Two high-ranking Democrats on the Senate Finance Committee accused the US audit regulator Wednesday of ignoring the work of large accounting firms in “whitewashing ‘audit’ results for crypto firms,” jeopardizing investor confidence in public company audits.
Senators Ron Wyden, who chairs the finance committee, and Elizabeth Warren urged the Public Company Accounting Oversight Board to ensure it was doing enough to hold audit firms registered with the board accountable for their work with crypto clients, whether they are private businesses or listed stocks, according to a letter they sent to board Chair Erica Williams.
“Ongoing reports of scandalous accounting practices in the crypto industry raise questions about crypto accounting firms’ independence and the methods they employed to assess the integrity of crypto firms’ financial statements, underscoring the need for the Public Company Accounting Oversight Board (PCAOB) to act to ensure accountability,” the senators wrote. “When PCAOB-registered auditors perform sham audits—even for firms that may lay outside of the PCAOB’s jurisdiction—they tarnish the credibility of the PCAOB and undermine confidence in the PCAOB-registered auditors that investors and the public rely on when making investment decisions.”

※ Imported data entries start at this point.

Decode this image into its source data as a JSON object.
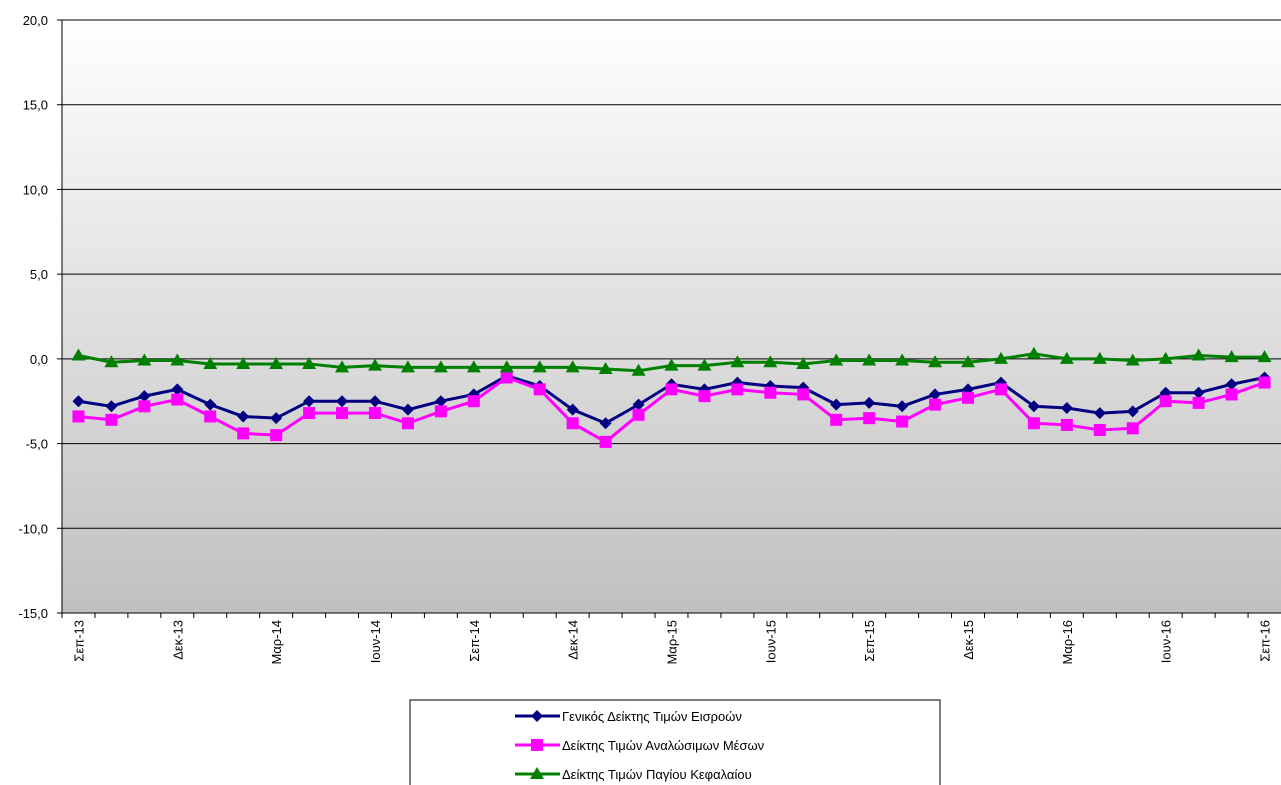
{
  "chart_data": {
    "type": "line",
    "categories": [
      "Σεπ-13",
      null,
      null,
      "Δεκ-13",
      null,
      null,
      "Μαρ-14",
      null,
      null,
      "Ιουν-14",
      null,
      null,
      "Σεπ-14",
      null,
      null,
      "Δεκ-14",
      null,
      null,
      "Μαρ-15",
      null,
      null,
      "Ιουν-15",
      null,
      null,
      "Σεπ-15",
      null,
      null,
      "Δεκ-15",
      null,
      null,
      "Μαρ-16",
      null,
      null,
      "Ιουν-16",
      null,
      null,
      "Σεπ-16"
    ],
    "series": [
      {
        "name": "Γενικός Δείκτης Τιμών Εισροών",
        "color": "#000080",
        "marker": "diamond",
        "values": [
          -2.5,
          -2.8,
          -2.2,
          -1.8,
          -2.7,
          -3.4,
          -3.5,
          -2.5,
          -2.5,
          -2.5,
          -3.0,
          -2.5,
          -2.1,
          -1.0,
          -1.6,
          -3.0,
          -3.8,
          -2.7,
          -1.5,
          -1.8,
          -1.4,
          -1.6,
          -1.7,
          -2.7,
          -2.6,
          -2.8,
          -2.1,
          -1.8,
          -1.4,
          -2.8,
          -2.9,
          -3.2,
          -3.1,
          -2.0,
          -2.0,
          -1.5,
          -1.1
        ]
      },
      {
        "name": "Δείκτης Τιμών Αναλώσιμων Μέσων",
        "color": "#ff00ff",
        "marker": "square",
        "values": [
          -3.4,
          -3.6,
          -2.8,
          -2.4,
          -3.4,
          -4.4,
          -4.5,
          -3.2,
          -3.2,
          -3.2,
          -3.8,
          -3.1,
          -2.5,
          -1.1,
          -1.8,
          -3.8,
          -4.9,
          -3.3,
          -1.8,
          -2.2,
          -1.8,
          -2.0,
          -2.1,
          -3.6,
          -3.5,
          -3.7,
          -2.7,
          -2.3,
          -1.8,
          -3.8,
          -3.9,
          -4.2,
          -4.1,
          -2.5,
          -2.6,
          -2.1,
          -1.4
        ]
      },
      {
        "name": "Δείκτης Τιμών Παγίου Κεφαλαίου",
        "color": "#008000",
        "marker": "triangle",
        "values": [
          0.2,
          -0.2,
          -0.1,
          -0.1,
          -0.3,
          -0.3,
          -0.3,
          -0.3,
          -0.5,
          -0.4,
          -0.5,
          -0.5,
          -0.5,
          -0.5,
          -0.5,
          -0.5,
          -0.6,
          -0.7,
          -0.4,
          -0.4,
          -0.2,
          -0.2,
          -0.3,
          -0.1,
          -0.1,
          -0.1,
          -0.2,
          -0.2,
          0.0,
          0.3,
          0.0,
          0.0,
          -0.1,
          0.0,
          0.2,
          0.1,
          0.1
        ]
      }
    ],
    "ylim": [
      -15,
      20
    ],
    "yticks": [
      {
        "value": -15,
        "label": "-15,0"
      },
      {
        "value": -10,
        "label": "-10,0"
      },
      {
        "value": -5,
        "label": "-5,0"
      },
      {
        "value": 0,
        "label": "0,0"
      },
      {
        "value": 5,
        "label": "5,0"
      },
      {
        "value": 10,
        "label": "10,0"
      },
      {
        "value": 15,
        "label": "15,0"
      },
      {
        "value": 20,
        "label": "20,0"
      }
    ],
    "grid": true
  }
}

“These misleading financial reports shake our confidence in the entire auditing industry,” the letter states.
Congress created the regulatory board in 2002 to restore investor trust in corporate accounting after the collapse of Enron Corp. and WorldCom Inc. by giving it the authority to oversee the audits of publicly traded companies, and later brokerage firms. The current five-member board has pledged to protect investors through tougher enforcement of audit violations and setting a higher bar for public company audits.

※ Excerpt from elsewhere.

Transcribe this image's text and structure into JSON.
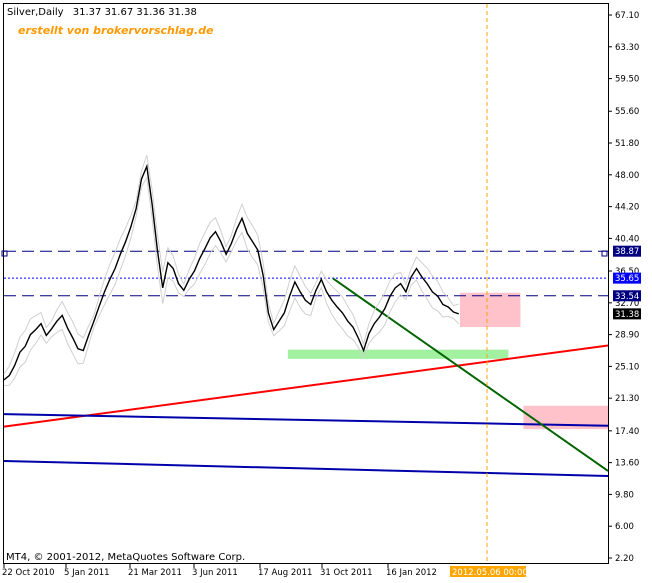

The board late Wednesday confirmed that it received the lawmakers’ letter. “We look forward to working with them on our shared goal of protecting investors,” a PCAOB spokesperson said.
Wyden, who represents Oregon, and Warren, of Massachusetts, suggest that the oversight board should go beyond its mandate of overseeing firms conducting public audits and weigh in on audits of private crypto companies. The two lawmakers asked for the board to respond to a dozen questions by Feb. 8.
Among other issues, Warren and Wyden want the PCAOB to dig deeper into past inspection deficiencies of audit firms who worked with collapsed crypto exchange FTX, a privately-held company, whether their work for that client violated any of the board’s rules, and whether the board had warned FTX’s auditors about potential conflicts of interest.
New York-based Prager Metis CPAs LLC audited FTX Trading Ltd. and Armanino LLP, headquartered in San Ramon, Calif., audited FTX US.
FTX’s stunning collapse made investors, watchdogs, and the man in charge of combing through the wreckage of the failed crypto exchange to question how the auditors missed FTX’s red flags.
John J. Ray III, who oversaw Enron’s liquidation, called out FTX’s auditors in a November bankruptcy court submission, citing “substantial concerns as to the information presented in these audited financial statements.” Ray described the crypto exchange’s implosion as a “complete failure of corporate controls and a complete absence of trustworthy financial information.”
The lawmakers also asked the board about any steps the regulator is taking to protect investors “when crypto firms—whether publicly traded or private—attempt to pass off proof-of-reserve examinations as “audits.”
Auditors began to retreat from offering such services to crypto companies after a series of proof of reserves tests failed to reassure jittery crypto customers that their assets were safe late last year and the risks of working with such clients were made clear by the FTX bankruptcy filings.
Williams previously said that the board’s hands were tied because it didn’t have the authority to review the work of audits for private companies like FTX, but that the board reviews audits involving cryptocurrencies as part of its inspection process.
As a private business, neither FTX nor exchange Binance Holdings Ltd. registered with the Securities and Exchange Commission, and so the work of their auditors is not subject to the board’s scrutiny or oversight.
Under the 2002 Sarbanes-Oxley Act, Congress limited the board’s authority to companies that file reports with the Securities and Exchange Commission. After the collapse of Bernie Madoff’s investment firm exposed a gap in the board’s jurisdiction, lawmakers extended the agency’s oversight to auditors of broker-dealers, said Dan Goelzer, a founding PCAOB member and former general counsel to the SEC.
“If Congress feels that the PCAOB ought to be looking at the work of auditors in the crypto space, they should change the statute to give the board that power,” Goelzer said.
“It’s under Congress’ control,” he said.
Binance in December attempted to assuage the market about its stability by promoting what’s called a proof of reserve report—a point-in-time snapshot of the platform’s holdings. The company touted the report as a sign of transparency, but had to downplay its significance after negative publicity caused the auditor it hired, Mazars, to remove the report from its website and quit offering proof of reserve reports entirely.